Jember (beritajatim.com) – Fraksi Partai Nasional Demokrasi DPRD Kabupaten Jember, Jawa Timur menyiapkan evaluasi bagi pejabat organisasi perangkat daerah yang berkinerja buruk, seiring dengan disahkannya Perubahan Anggaran Pendapatan Belanja Daerah Tahun Anggaran 2025.
“Kami meminta kepada semua OPD untuk bekerja bersungguh-sungguh dengan komitmen menjadikan Jember Baru,Jember Maju, Jember Barokah,” kata Khurul Fatoni, juru bicara Fraksi Nasdem, dalam sidang paripurna akhir pembahasan Perubahan APBD, di gedung DPRD Jember, Kamis (7/8/2025).
“Bila mana ada OPD yang masih bekerja asal-asalan dan tidak berkomitmen dengan visi misi Bupati, maka kami pastikan OPD tersebut akan kami evaluasi di paripurna berikutnya, sekaligus akan kami rekomendasikan agar pejabat tersebut diganti dengan orang yang lebih serius dan berkomitmen merealisasikan janji kerja Bupati,” kata Fatoni.
Fatoni juga mengusulkan kepada Bupati Muhammad Fawait untuk memanfaatkan Sisa Lebih Pembiayaan Anggaran (Silpa) dan ruang fiskal yang tersedia untuk menutup defisit. “Selain itu perlu intensifikasi pendapatan daerah dan efisiensi belanja agar tidak membebani APBD 2026,” katanya.
Nasdem juga berharap Pemkab Jember memprioritaskan pembangunan infrastruktur dan pelayanan dasar. “Fokus pada perbaikan jalan rusak, gedung sekolah, dan fasilitas kesehatan. serta ketahanan pangan yang selain sangat dibutuhkan di Jember, juga merupakan amanah pemerintah pusat. Pastikan program prioritas tetap berjalan meski ruang fiskal terbatas,” kata Fatoni.
Bupati Muhammad Fawait dan DPRD Kabupaten Jember menandatangani persetujuan Perubahan Anggaran Pendapatan Belanja Daerah 2025, di gedung parlemen, Kamis (7/8/2025).
Pendapatan awal yang semula direncanakan Rp.4,374 triliun, bertambah sebesar Rp.24,203 miliar menjadi Rp.4,398 triliun.

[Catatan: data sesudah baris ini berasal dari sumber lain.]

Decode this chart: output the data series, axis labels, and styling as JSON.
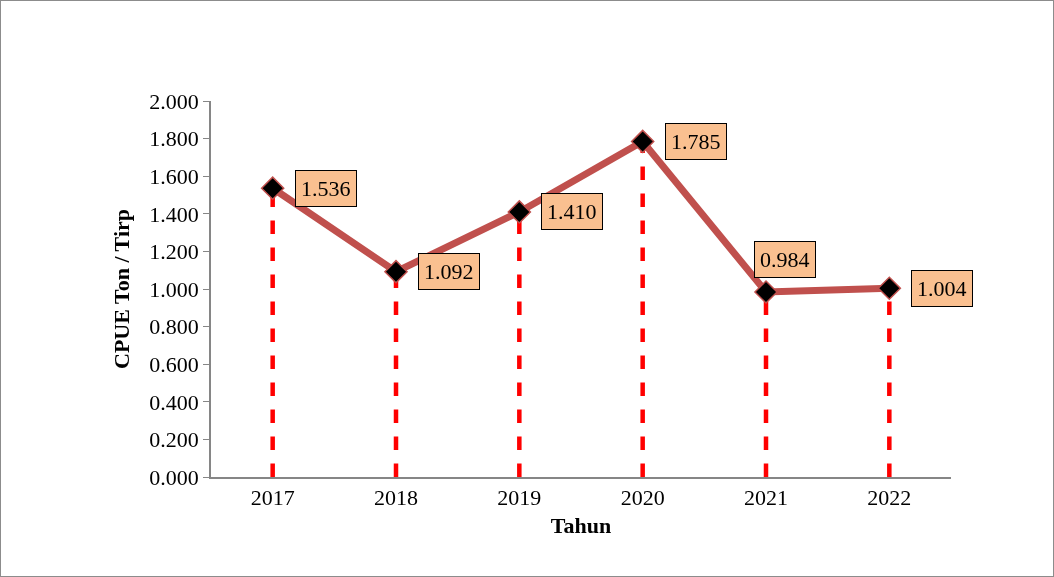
{
  "chart_data": {
    "type": "line",
    "xlabel": "Tahun",
    "ylabel": "CPUE Ton / Tirp",
    "categories": [
      "2017",
      "2018",
      "2019",
      "2020",
      "2021",
      "2022"
    ],
    "series": [
      {
        "color": "#c0504d",
        "values": [
          1.536,
          1.092,
          1.41,
          1.785,
          0.984,
          1.004
        ],
        "value_labels": [
          "1.536",
          "1.092",
          "1.410",
          "1.785",
          "0.984",
          "1.004"
        ]
      }
    ],
    "marker": "diamond",
    "line_style": "solid",
    "grid": false,
    "ylim": [
      0,
      2
    ],
    "yticks": [
      {
        "value": 0,
        "label": "0.000"
      },
      {
        "value": 0.2,
        "label": "0.200"
      },
      {
        "value": 0.4,
        "label": "0.400"
      },
      {
        "value": 0.6,
        "label": "0.600"
      },
      {
        "value": 0.8,
        "label": "0.800"
      },
      {
        "value": 1,
        "label": "1.000"
      },
      {
        "value": 1.2,
        "label": "1.200"
      },
      {
        "value": 1.4,
        "label": "1.400"
      },
      {
        "value": 1.6,
        "label": "1.600"
      },
      {
        "value": 1.8,
        "label": "1.800"
      },
      {
        "value": 2,
        "label": "2.000"
      }
    ],
    "ref_lines": [
      {
        "axis": "x",
        "value": "2017",
        "color": "#ff0000",
        "line_style": "dashed"
      },
      {
        "axis": "x",
        "value": "2018",
        "color": "#ff0000",
        "line_style": "dashed"
      },
      {
        "axis": "x",
        "value": "2019",
        "color": "#ff0000",
        "line_style": "dashed"
      },
      {
        "axis": "x",
        "value": "2020",
        "color": "#ff0000",
        "line_style": "dashed"
      },
      {
        "axis": "x",
        "value": "2021",
        "color": "#ff0000",
        "line_style": "dashed"
      },
      {
        "axis": "x",
        "value": "2022",
        "color": "#ff0000",
        "line_style": "dashed"
      }
    ]
  }
}
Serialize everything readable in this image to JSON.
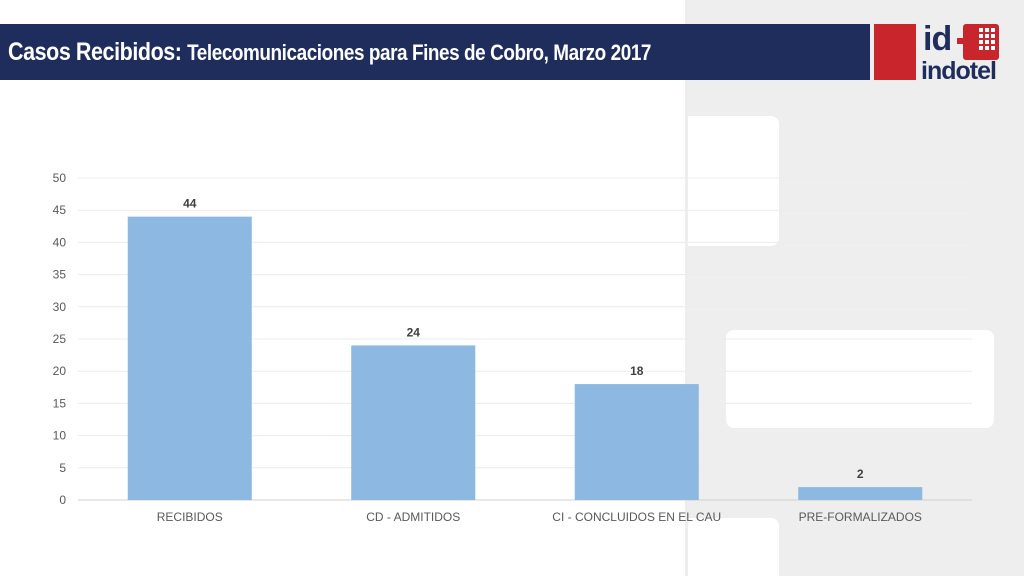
{
  "header": {
    "title_main": "Casos Recibidos:",
    "title_sub": "Telecomunicaciones para Fines de Cobro, Marzo 2017"
  },
  "logo": {
    "id_text": "id",
    "name_text": "indotel",
    "brand_color": "#c8262c",
    "navy_color": "#1f2d5c"
  },
  "chart_data": {
    "type": "bar",
    "categories": [
      "RECIBIDOS",
      "CD - ADMITIDOS",
      "CI - CONCLUIDOS EN EL CAU",
      "PRE-FORMALIZADOS"
    ],
    "values": [
      44,
      24,
      18,
      2
    ],
    "title": "",
    "xlabel": "",
    "ylabel": "",
    "ylim": [
      0,
      50
    ],
    "yticks": [
      0,
      5,
      10,
      15,
      20,
      25,
      30,
      35,
      40,
      45,
      50
    ],
    "grid": true,
    "legend": "none",
    "bar_color": "#8db8e2",
    "data_labels": [
      "44",
      "24",
      "18",
      "2"
    ]
  }
}
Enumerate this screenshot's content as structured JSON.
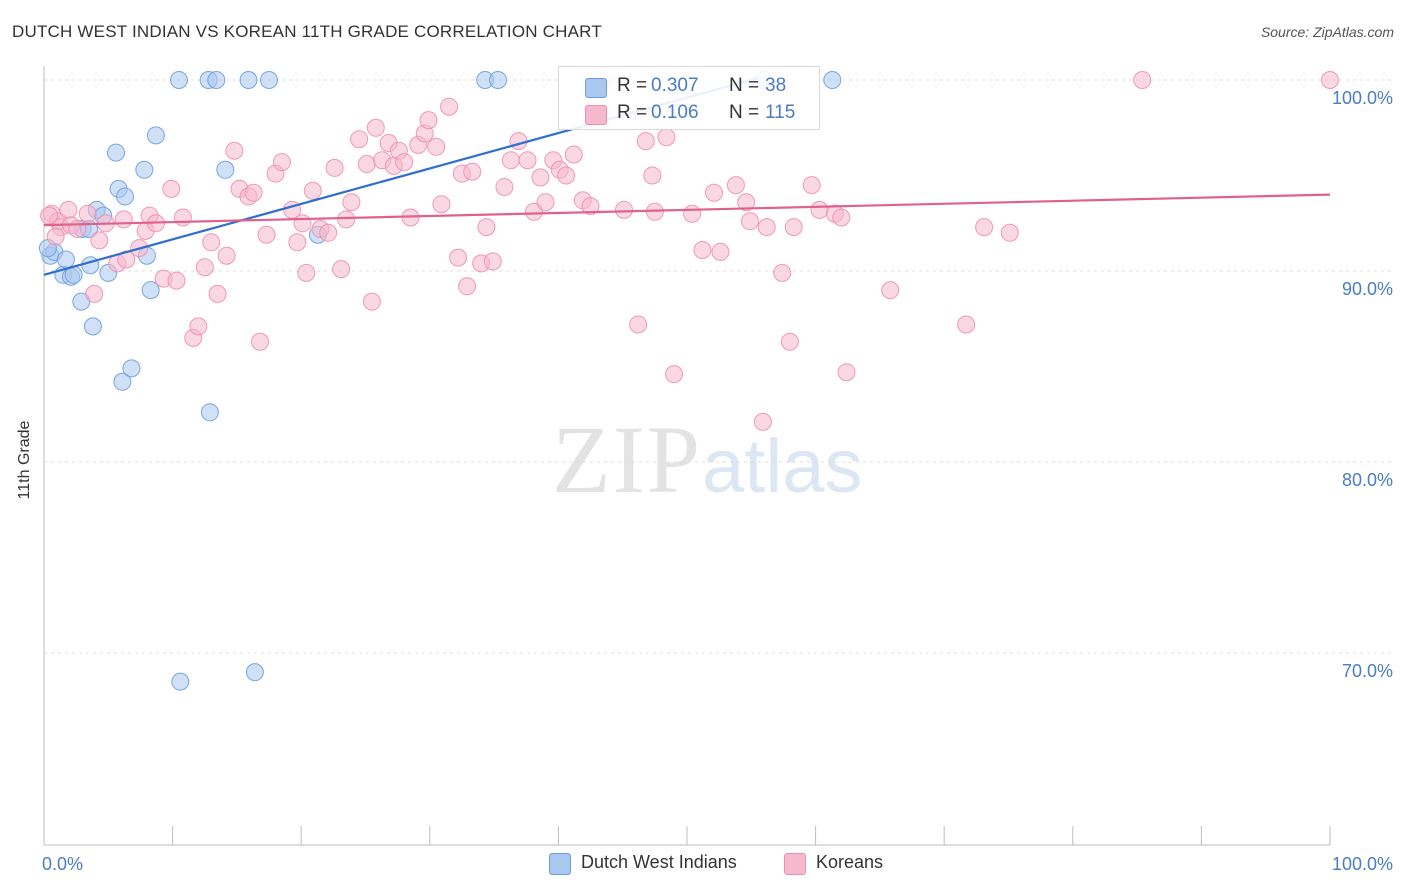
{
  "header": {
    "title": "DUTCH WEST INDIAN VS KOREAN 11TH GRADE CORRELATION CHART",
    "source": "Source: ZipAtlas.com"
  },
  "watermark": {
    "zip": "ZIP",
    "atlas": "atlas"
  },
  "legend_stats": [
    {
      "r_label": "R = ",
      "r_value": "0.307",
      "n_label": "N = ",
      "n_value": "38",
      "color": "#a9c7ef"
    },
    {
      "r_label": "R = ",
      "r_value": "0.106",
      "n_label": "N = ",
      "n_value": "115",
      "color": "#f6b8cc"
    }
  ],
  "legend_series": [
    {
      "label": "Dutch West Indians",
      "color": "#a9c7ef"
    },
    {
      "label": "Koreans",
      "color": "#f6b8cc"
    }
  ],
  "chart_data": {
    "type": "scatter",
    "title": "DUTCH WEST INDIAN VS KOREAN 11TH GRADE CORRELATION CHART",
    "xlabel": "",
    "ylabel": "11th Grade",
    "xlim": [
      0,
      100
    ],
    "ylim": [
      61,
      101
    ],
    "x_tick_labels": [
      {
        "value": 0,
        "label": "0.0%"
      },
      {
        "value": 100,
        "label": "100.0%"
      }
    ],
    "y_tick_labels": [
      {
        "value": 100,
        "label": "100.0%"
      },
      {
        "value": 90,
        "label": "90.0%"
      },
      {
        "value": 80,
        "label": "80.0%"
      },
      {
        "value": 70,
        "label": "70.0%"
      }
    ],
    "x_minor_ticks": [
      0,
      10,
      20,
      30,
      40,
      50,
      60,
      70,
      80,
      90,
      100
    ],
    "grid": true,
    "series": [
      {
        "name": "Dutch West Indians",
        "color": "#6a9ee0",
        "fill": "#a9c7ef",
        "trend": {
          "x": [
            0,
            55.5
          ],
          "y": [
            89.8,
            100.1
          ],
          "color": "#2f6fce"
        },
        "points": [
          [
            0.5,
            90.8
          ],
          [
            0.8,
            91.0
          ],
          [
            1.5,
            89.8
          ],
          [
            1.7,
            90.6
          ],
          [
            2.1,
            89.7
          ],
          [
            2.3,
            89.8
          ],
          [
            3.0,
            92.2
          ],
          [
            2.9,
            88.4
          ],
          [
            3.5,
            92.2
          ],
          [
            3.6,
            90.3
          ],
          [
            3.8,
            87.1
          ],
          [
            4.1,
            93.2
          ],
          [
            4.6,
            92.9
          ],
          [
            5.0,
            89.9
          ],
          [
            5.6,
            96.2
          ],
          [
            5.8,
            94.3
          ],
          [
            6.3,
            93.9
          ],
          [
            6.1,
            84.2
          ],
          [
            6.8,
            84.9
          ],
          [
            7.8,
            95.3
          ],
          [
            8.0,
            90.8
          ],
          [
            8.3,
            89.0
          ],
          [
            8.7,
            97.1
          ],
          [
            10.5,
            100
          ],
          [
            10.6,
            68.5
          ],
          [
            12.8,
            100
          ],
          [
            13.4,
            100
          ],
          [
            12.9,
            82.6
          ],
          [
            14.1,
            95.3
          ],
          [
            15.9,
            100
          ],
          [
            16.4,
            69.0
          ],
          [
            17.5,
            100
          ],
          [
            21.3,
            91.9
          ],
          [
            34.3,
            100
          ],
          [
            35.3,
            100
          ],
          [
            61.3,
            100
          ],
          [
            56.0,
            100
          ],
          [
            0.3,
            91.2
          ]
        ]
      },
      {
        "name": "Koreans",
        "color": "#ee8fae",
        "fill": "#f6b8cc",
        "trend": {
          "x": [
            0,
            100
          ],
          "y": [
            92.4,
            94.0
          ],
          "color": "#e0628c"
        },
        "points": [
          [
            0.6,
            93.0
          ],
          [
            1.1,
            92.6
          ],
          [
            1.3,
            92.3
          ],
          [
            1.9,
            93.2
          ],
          [
            2.1,
            92.4
          ],
          [
            2.6,
            92.2
          ],
          [
            3.4,
            93.0
          ],
          [
            3.9,
            88.8
          ],
          [
            4.3,
            91.6
          ],
          [
            4.8,
            92.5
          ],
          [
            5.7,
            90.4
          ],
          [
            6.2,
            92.7
          ],
          [
            6.4,
            90.6
          ],
          [
            7.4,
            91.2
          ],
          [
            7.9,
            92.1
          ],
          [
            8.2,
            92.9
          ],
          [
            8.7,
            92.5
          ],
          [
            9.3,
            89.6
          ],
          [
            9.9,
            94.3
          ],
          [
            10.3,
            89.5
          ],
          [
            10.8,
            92.8
          ],
          [
            11.6,
            86.5
          ],
          [
            12.0,
            87.1
          ],
          [
            12.5,
            90.2
          ],
          [
            13.0,
            91.5
          ],
          [
            13.5,
            88.8
          ],
          [
            14.2,
            90.8
          ],
          [
            14.8,
            96.3
          ],
          [
            15.2,
            94.3
          ],
          [
            15.9,
            93.9
          ],
          [
            16.3,
            94.1
          ],
          [
            16.8,
            86.3
          ],
          [
            17.3,
            91.9
          ],
          [
            18.0,
            95.1
          ],
          [
            18.5,
            95.7
          ],
          [
            19.3,
            93.2
          ],
          [
            19.7,
            91.5
          ],
          [
            20.1,
            92.5
          ],
          [
            20.4,
            89.9
          ],
          [
            20.9,
            94.2
          ],
          [
            21.5,
            92.2
          ],
          [
            22.1,
            92.0
          ],
          [
            22.6,
            95.4
          ],
          [
            23.1,
            90.1
          ],
          [
            23.5,
            92.7
          ],
          [
            23.9,
            93.6
          ],
          [
            24.5,
            96.9
          ],
          [
            25.1,
            95.6
          ],
          [
            25.5,
            88.4
          ],
          [
            25.8,
            97.5
          ],
          [
            26.3,
            95.8
          ],
          [
            26.8,
            96.7
          ],
          [
            27.2,
            95.5
          ],
          [
            27.6,
            96.3
          ],
          [
            28.0,
            95.7
          ],
          [
            28.5,
            92.8
          ],
          [
            29.1,
            96.6
          ],
          [
            29.6,
            97.2
          ],
          [
            29.9,
            97.9
          ],
          [
            30.5,
            96.5
          ],
          [
            30.9,
            93.5
          ],
          [
            31.5,
            98.6
          ],
          [
            32.2,
            90.7
          ],
          [
            32.5,
            95.1
          ],
          [
            32.9,
            89.2
          ],
          [
            33.3,
            95.2
          ],
          [
            34.0,
            90.4
          ],
          [
            34.4,
            92.3
          ],
          [
            34.9,
            90.5
          ],
          [
            35.8,
            94.4
          ],
          [
            36.3,
            95.8
          ],
          [
            36.9,
            96.8
          ],
          [
            37.6,
            95.8
          ],
          [
            38.1,
            93.1
          ],
          [
            38.6,
            94.9
          ],
          [
            39.0,
            93.6
          ],
          [
            39.6,
            95.8
          ],
          [
            40.1,
            95.3
          ],
          [
            40.6,
            95.0
          ],
          [
            41.2,
            96.1
          ],
          [
            41.9,
            93.7
          ],
          [
            42.5,
            93.4
          ],
          [
            43.7,
            100.0
          ],
          [
            45.1,
            93.2
          ],
          [
            46.2,
            87.2
          ],
          [
            46.8,
            96.8
          ],
          [
            47.3,
            95.0
          ],
          [
            47.5,
            93.1
          ],
          [
            48.4,
            97.0
          ],
          [
            49.0,
            84.6
          ],
          [
            50.4,
            93.0
          ],
          [
            51.2,
            91.1
          ],
          [
            52.1,
            94.1
          ],
          [
            52.6,
            91.0
          ],
          [
            53.8,
            94.5
          ],
          [
            54.6,
            93.6
          ],
          [
            54.9,
            92.6
          ],
          [
            55.9,
            82.1
          ],
          [
            56.2,
            92.3
          ],
          [
            57.4,
            89.9
          ],
          [
            58.0,
            86.3
          ],
          [
            58.3,
            92.3
          ],
          [
            59.7,
            94.5
          ],
          [
            60.3,
            93.2
          ],
          [
            61.5,
            93.0
          ],
          [
            62.0,
            92.8
          ],
          [
            62.4,
            84.7
          ],
          [
            65.8,
            89.0
          ],
          [
            71.7,
            87.2
          ],
          [
            73.1,
            92.3
          ],
          [
            75.1,
            92.0
          ],
          [
            85.4,
            100.0
          ],
          [
            100.0,
            100.0
          ],
          [
            0.4,
            92.9
          ],
          [
            0.9,
            91.8
          ]
        ]
      }
    ]
  }
}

Sementara untuk belanja, ada kenaikan Rp 268,117 miliar dari Rp 4,686 triliun menjadi Rp.4,954 triliun, yang terdiri atas belanja operasi, belanja modal, belanja tidak terduga, dan belanja transfer.
Sementara untuk pos pembiayaan, berubah dari Rp 317,251 miliar menjadi Rp 561,165 miliar. Ada tambahan Rp 243,914 miliar. [wir]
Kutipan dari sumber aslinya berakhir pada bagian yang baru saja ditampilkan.